Jael was very hopeful. She sent Uncle Sam the cedar samples that he needed. Uncle Sam told her that it would take him at least a year to figure out how to modify the cedars, and the tree ‘therapy’ itself would be expensive, because each tree in the forest would have to be injected with the agent. Jael thought that this was sounding more like a Slowfix than a Quickfix, but she told Uncle Sam to go ahead anyway. Both Jael and Uncle Sam agreed that any problem had a technical solution: find the right force multipliers, and then, just do it!

Uncle Sam suggested to Jael that it would be more economical to modify only a part of the forest - not the whole damned thing. He told Jael that there was a river in the forest called the Litany River. If she modified the forest only as far as the Litany River, the sounds of the crows would cease to disturb her. The distance to the Litany, as the crow flies, was about 10 miles.
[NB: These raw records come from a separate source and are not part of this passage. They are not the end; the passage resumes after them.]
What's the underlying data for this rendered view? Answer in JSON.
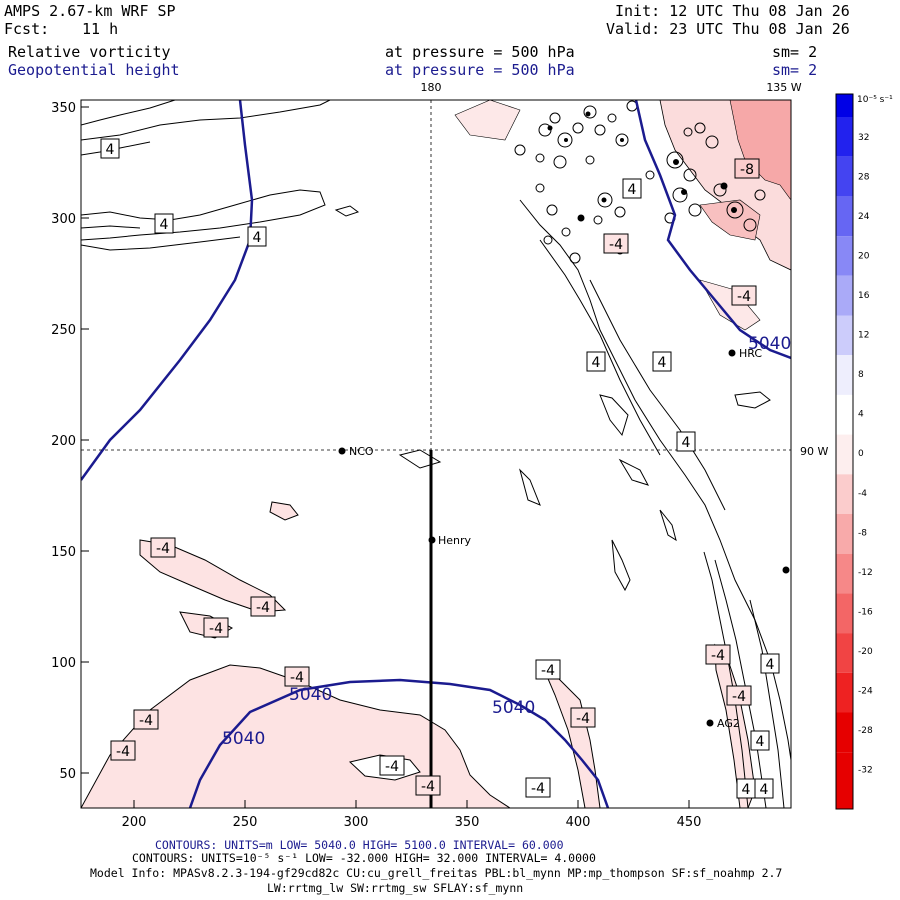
{
  "header": {
    "model": "AMPS 2.67-km WRF SP",
    "fcst_label": "Fcst:",
    "fcst_value": "11 h",
    "init": "Init: 12 UTC Thu 08 Jan 26",
    "valid": "Valid: 23 UTC Thu 08 Jan 26",
    "field1": "Relative vorticity",
    "field1_level": "at pressure =  500 hPa",
    "field1_sm": "sm= 2",
    "field2": "Geopotential height",
    "field2_level": "at pressure =  500 hPa",
    "field2_sm": "sm= 2"
  },
  "map": {
    "x_ticks": [
      "200",
      "250",
      "300",
      "350",
      "400",
      "450"
    ],
    "y_ticks": [
      "350",
      "300",
      "250",
      "200",
      "150",
      "100",
      "50"
    ],
    "meridian_180": "180",
    "meridian_135W": "135 W",
    "parallel_90W": "90 W",
    "stations": [
      "NCO",
      "Henry",
      "HRC",
      "AG2"
    ],
    "height_labels": [
      "5040",
      "5040",
      "5040",
      "5040"
    ],
    "vort_labels": [
      "4",
      "4",
      "4",
      "4",
      "4",
      "4",
      "4",
      "4",
      "4",
      "4",
      "4",
      "-4",
      "-4",
      "-4",
      "-4",
      "-4",
      "-4",
      "-4",
      "-4",
      "-4",
      "-4",
      "-4",
      "-4",
      "-4",
      "-4",
      "-4",
      "-8"
    ]
  },
  "colorbar": {
    "unit": "10⁻⁵ s⁻¹",
    "labels": [
      "32",
      "28",
      "24",
      "20",
      "16",
      "12",
      "8",
      "4",
      "0",
      "-4",
      "-8",
      "-12",
      "-16",
      "-20",
      "-24",
      "-28",
      "-32"
    ],
    "colors": [
      "#0000e6",
      "#2222ee",
      "#4444f1",
      "#6666f3",
      "#8888f6",
      "#aaaaf8",
      "#ccccfb",
      "#eeeefd",
      "#ffffff",
      "#fdeeee",
      "#fbcccc",
      "#f8aaaa",
      "#f68888",
      "#f36666",
      "#f14444",
      "#ee2222",
      "#e60000"
    ]
  },
  "footer": {
    "line1": "CONTOURS:  UNITS=m  LOW=  5040.0         HIGH=  5100.0        INTERVAL=   60.000",
    "line2": "CONTOURS:  UNITS=10⁻⁵ s⁻¹   LOW=  -32.000        HIGH=  32.000        INTERVAL=   4.0000",
    "line3": "Model Info: MPASv8.2.3-194-gf29cd82c CU:cu_grell_freitas PBL:bl_mynn MP:mp_thompson SF:sf_noahmp 2.7",
    "line4": "LW:rrtmg_lw SW:rrtmg_sw SFLAY:sf_mynn"
  }
}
Jael and Uncle Sam unilaterally decided that this compromise plan was the best by far – since it respected the ‘rights’ of the crows and Jael’s undeniable needs, giving them both weightage. Uncle Sam says that all this Geneva stuff is old-fashioned and redundant in our times.Why did they not talk to Omar and Hassan? Talk? How do you talk to crows?

Hassan claimed that the crows had won the war (which was true, in a way, since they were many crows still alive). Jael said that she (and her friends, few but powerful) had won. This is how it stands today: a real win-win situation.